Limit screen time. TVs and smart phones don’t have to be thrown away, just used responsibly. A great resource put out by the American Academy of Pediatrics is healthychildren.org. This website will help you develop a reasonable screen time plan that works for your family. A limited amount of screen time can also be used as a reward system.
- Play outdoors. Get your kids outside! We’re in the best months of the year for outdoor physical activity, whether it’s organized sports, playing catch in the backyard or going for a hike.
Check out these great family-friendly hikes in your area:
- Benton County: McDonald Forest, just west of Corvallis
- Lincoln County: Drift Creek Falls Trail, between Salem and Lincoln City
- Linn County: McDowell Creek Falls, between Lebanon and Sweet Home
Teaching your children, or grandchildren, to make good choices now could mean the difference between good health and the lifelong complications of heart disease or diabetes later in life.
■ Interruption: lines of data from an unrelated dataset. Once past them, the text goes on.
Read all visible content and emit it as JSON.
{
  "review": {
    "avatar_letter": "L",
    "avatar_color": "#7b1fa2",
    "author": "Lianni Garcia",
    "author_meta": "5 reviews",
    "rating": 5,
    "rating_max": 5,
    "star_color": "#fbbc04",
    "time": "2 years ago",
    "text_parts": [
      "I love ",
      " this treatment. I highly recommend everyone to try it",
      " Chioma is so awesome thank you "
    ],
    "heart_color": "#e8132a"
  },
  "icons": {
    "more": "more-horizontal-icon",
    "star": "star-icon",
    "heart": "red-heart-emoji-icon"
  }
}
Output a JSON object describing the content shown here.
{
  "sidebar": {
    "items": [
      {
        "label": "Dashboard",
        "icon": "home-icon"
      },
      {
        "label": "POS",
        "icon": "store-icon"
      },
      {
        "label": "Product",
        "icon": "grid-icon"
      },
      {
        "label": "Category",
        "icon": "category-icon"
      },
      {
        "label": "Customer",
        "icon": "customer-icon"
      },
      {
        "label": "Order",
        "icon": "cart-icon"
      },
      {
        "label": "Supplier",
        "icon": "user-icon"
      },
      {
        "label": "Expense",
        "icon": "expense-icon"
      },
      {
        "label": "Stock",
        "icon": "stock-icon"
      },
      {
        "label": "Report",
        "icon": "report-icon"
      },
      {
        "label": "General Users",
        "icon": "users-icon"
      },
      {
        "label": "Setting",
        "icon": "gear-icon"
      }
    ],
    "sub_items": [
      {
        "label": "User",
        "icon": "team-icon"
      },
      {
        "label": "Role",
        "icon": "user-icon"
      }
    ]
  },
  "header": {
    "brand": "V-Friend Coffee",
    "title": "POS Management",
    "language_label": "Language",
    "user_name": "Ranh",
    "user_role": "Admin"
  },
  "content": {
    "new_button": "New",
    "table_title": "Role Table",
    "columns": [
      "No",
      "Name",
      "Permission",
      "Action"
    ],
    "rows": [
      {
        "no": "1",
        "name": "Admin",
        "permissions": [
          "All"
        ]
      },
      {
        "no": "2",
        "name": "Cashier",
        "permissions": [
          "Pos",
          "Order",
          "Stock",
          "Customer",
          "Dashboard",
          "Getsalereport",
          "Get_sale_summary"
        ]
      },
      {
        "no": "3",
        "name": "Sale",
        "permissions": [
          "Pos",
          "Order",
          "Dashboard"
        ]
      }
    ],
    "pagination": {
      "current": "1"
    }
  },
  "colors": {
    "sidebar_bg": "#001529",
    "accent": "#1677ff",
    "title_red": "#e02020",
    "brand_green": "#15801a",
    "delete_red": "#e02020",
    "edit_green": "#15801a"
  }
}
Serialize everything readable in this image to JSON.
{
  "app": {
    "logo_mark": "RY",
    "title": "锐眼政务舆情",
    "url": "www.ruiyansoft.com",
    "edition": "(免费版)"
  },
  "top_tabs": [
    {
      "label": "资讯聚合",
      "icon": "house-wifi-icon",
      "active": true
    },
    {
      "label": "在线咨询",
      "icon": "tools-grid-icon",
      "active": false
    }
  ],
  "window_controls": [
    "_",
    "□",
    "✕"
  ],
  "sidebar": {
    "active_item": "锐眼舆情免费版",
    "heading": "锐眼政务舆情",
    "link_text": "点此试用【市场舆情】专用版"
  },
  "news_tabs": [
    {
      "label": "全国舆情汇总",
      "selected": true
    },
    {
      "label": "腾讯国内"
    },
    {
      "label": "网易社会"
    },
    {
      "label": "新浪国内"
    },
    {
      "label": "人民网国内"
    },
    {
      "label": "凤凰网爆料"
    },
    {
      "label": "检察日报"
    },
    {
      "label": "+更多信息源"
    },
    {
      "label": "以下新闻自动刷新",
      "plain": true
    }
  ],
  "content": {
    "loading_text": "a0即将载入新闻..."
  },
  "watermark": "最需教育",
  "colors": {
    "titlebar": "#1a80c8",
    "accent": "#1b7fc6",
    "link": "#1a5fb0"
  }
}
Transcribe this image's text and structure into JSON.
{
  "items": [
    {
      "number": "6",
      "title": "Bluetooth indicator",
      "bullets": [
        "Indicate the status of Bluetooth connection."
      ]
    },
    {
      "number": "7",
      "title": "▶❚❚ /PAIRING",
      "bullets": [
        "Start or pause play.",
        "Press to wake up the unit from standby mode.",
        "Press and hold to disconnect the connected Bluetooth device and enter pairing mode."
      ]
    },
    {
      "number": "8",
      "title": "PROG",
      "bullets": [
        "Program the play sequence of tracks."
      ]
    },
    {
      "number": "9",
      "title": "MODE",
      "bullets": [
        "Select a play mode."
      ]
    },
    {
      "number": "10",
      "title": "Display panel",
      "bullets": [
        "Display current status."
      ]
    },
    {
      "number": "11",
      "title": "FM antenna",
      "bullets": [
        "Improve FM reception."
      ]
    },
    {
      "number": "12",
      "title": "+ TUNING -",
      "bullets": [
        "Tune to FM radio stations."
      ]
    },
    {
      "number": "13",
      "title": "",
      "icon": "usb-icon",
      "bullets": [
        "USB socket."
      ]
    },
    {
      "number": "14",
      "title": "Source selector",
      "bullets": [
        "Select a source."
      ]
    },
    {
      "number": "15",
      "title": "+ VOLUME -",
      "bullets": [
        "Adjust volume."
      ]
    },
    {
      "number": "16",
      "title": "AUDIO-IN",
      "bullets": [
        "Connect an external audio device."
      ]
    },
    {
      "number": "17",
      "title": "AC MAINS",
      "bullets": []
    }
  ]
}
Remember, Dr. Kosmala said, “Smile daily, have a good laugh and tell your children you love them unconditionally.”
Samaritan is involved with several initiatives to improve children’s health:
The Culinary Health Education & Fitness (C.H.E.F.) program promotes nutrition and healthy living in Lincoln, east Linn and rural Benton counties. Samaritan Pediatrics in Corvallis also offers Healthy Heroes, a five-week class for kids that promotes nutrition and well-being.